Sorbi Raffaello(1844-1931). Biografia. Quadri in vendita.

 

sorbi-raffaello-biografia-quadri-in-venditaRaffaello Sorbi nacque il 26 febbraio a Firenze da Andrea, pittore e copista e Erminia Aglietti.

Avendo dimostrato sin da giovanissimo una spiccata inclinazione per la pittura, il padre decise di iscriverlo all'Accademia delle Belle Arti dove seguì i corsi di pittura.

Nel 1861 presentò al concorso triennale "La morte di Corso Donati" vincendo il primo premio.

Due anni più tardi partecipò  a una borsa di studio a Roma con il dipinto "Savonarola che spiegala bibbia ai monaci e ad amici nel Convento di S. Marco"; pur essendo il vincitore ne rifiutò l'assegnazione, preferendo rimanere nella sua amata Firenze.

Qui, frequentando saltuariamente  il Caffè Michelangiolo, conobbe gli artisti macchiaioli dai quali venne influenzato in alcuni lavori eseguiti all'aperto.
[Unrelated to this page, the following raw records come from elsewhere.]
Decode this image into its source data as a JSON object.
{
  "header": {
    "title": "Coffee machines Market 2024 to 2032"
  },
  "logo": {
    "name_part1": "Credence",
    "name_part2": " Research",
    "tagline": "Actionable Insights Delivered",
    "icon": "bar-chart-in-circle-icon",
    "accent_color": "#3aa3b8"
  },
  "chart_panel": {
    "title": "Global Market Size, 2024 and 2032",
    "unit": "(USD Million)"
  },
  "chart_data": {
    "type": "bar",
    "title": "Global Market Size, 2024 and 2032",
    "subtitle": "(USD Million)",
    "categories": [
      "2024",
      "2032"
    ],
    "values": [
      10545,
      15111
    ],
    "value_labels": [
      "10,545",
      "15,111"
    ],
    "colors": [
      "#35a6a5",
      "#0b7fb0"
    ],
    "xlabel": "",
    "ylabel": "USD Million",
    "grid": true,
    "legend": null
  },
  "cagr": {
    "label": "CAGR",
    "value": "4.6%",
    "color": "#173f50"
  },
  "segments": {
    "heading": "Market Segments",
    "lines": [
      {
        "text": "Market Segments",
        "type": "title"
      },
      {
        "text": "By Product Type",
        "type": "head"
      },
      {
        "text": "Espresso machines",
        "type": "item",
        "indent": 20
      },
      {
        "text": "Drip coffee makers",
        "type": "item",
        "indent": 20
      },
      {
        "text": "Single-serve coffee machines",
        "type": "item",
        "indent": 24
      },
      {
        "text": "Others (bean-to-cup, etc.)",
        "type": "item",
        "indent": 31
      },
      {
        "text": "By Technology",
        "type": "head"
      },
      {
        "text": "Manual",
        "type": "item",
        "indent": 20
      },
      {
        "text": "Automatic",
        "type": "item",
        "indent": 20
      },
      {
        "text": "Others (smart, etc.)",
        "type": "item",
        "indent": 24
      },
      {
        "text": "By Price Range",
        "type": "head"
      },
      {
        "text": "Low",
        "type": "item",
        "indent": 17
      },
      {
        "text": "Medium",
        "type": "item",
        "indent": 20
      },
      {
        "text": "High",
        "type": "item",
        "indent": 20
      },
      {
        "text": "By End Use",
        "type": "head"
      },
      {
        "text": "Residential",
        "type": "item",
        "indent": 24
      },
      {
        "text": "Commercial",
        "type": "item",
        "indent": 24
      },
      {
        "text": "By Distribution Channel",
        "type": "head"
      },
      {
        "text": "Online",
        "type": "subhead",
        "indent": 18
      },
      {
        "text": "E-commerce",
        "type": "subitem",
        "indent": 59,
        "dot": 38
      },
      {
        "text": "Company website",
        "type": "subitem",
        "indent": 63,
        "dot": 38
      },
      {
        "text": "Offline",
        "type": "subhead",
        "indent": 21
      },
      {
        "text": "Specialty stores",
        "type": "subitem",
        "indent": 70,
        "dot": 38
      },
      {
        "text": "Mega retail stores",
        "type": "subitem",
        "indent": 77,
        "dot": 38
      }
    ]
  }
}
Nel 1872 firmò un contratto con il famoso mercante parigino Goupil che si assicurò la quasi totalità della sua produzione per ben sette anni.

Seguirono numerose partecipazioni ad esposizioni italiane e ai salon parigini.

Nel 1903 vinse una medaglia d'argento all'Accademia di Belle Arti di Firenze con "Idillio romano".

Nel 1927 partecipò all'Esposizione Nazionale a Palazzo Pitti con "La Muscia e l'aratro".

Tre anni più tardi realizzò per l'amico Enrico  Piceni il dipinto "Omaggio a De Nittis", uno dei suoi ultimi lavori.

Raffaello Sorbi morì  infatti a dicembre nel 1931.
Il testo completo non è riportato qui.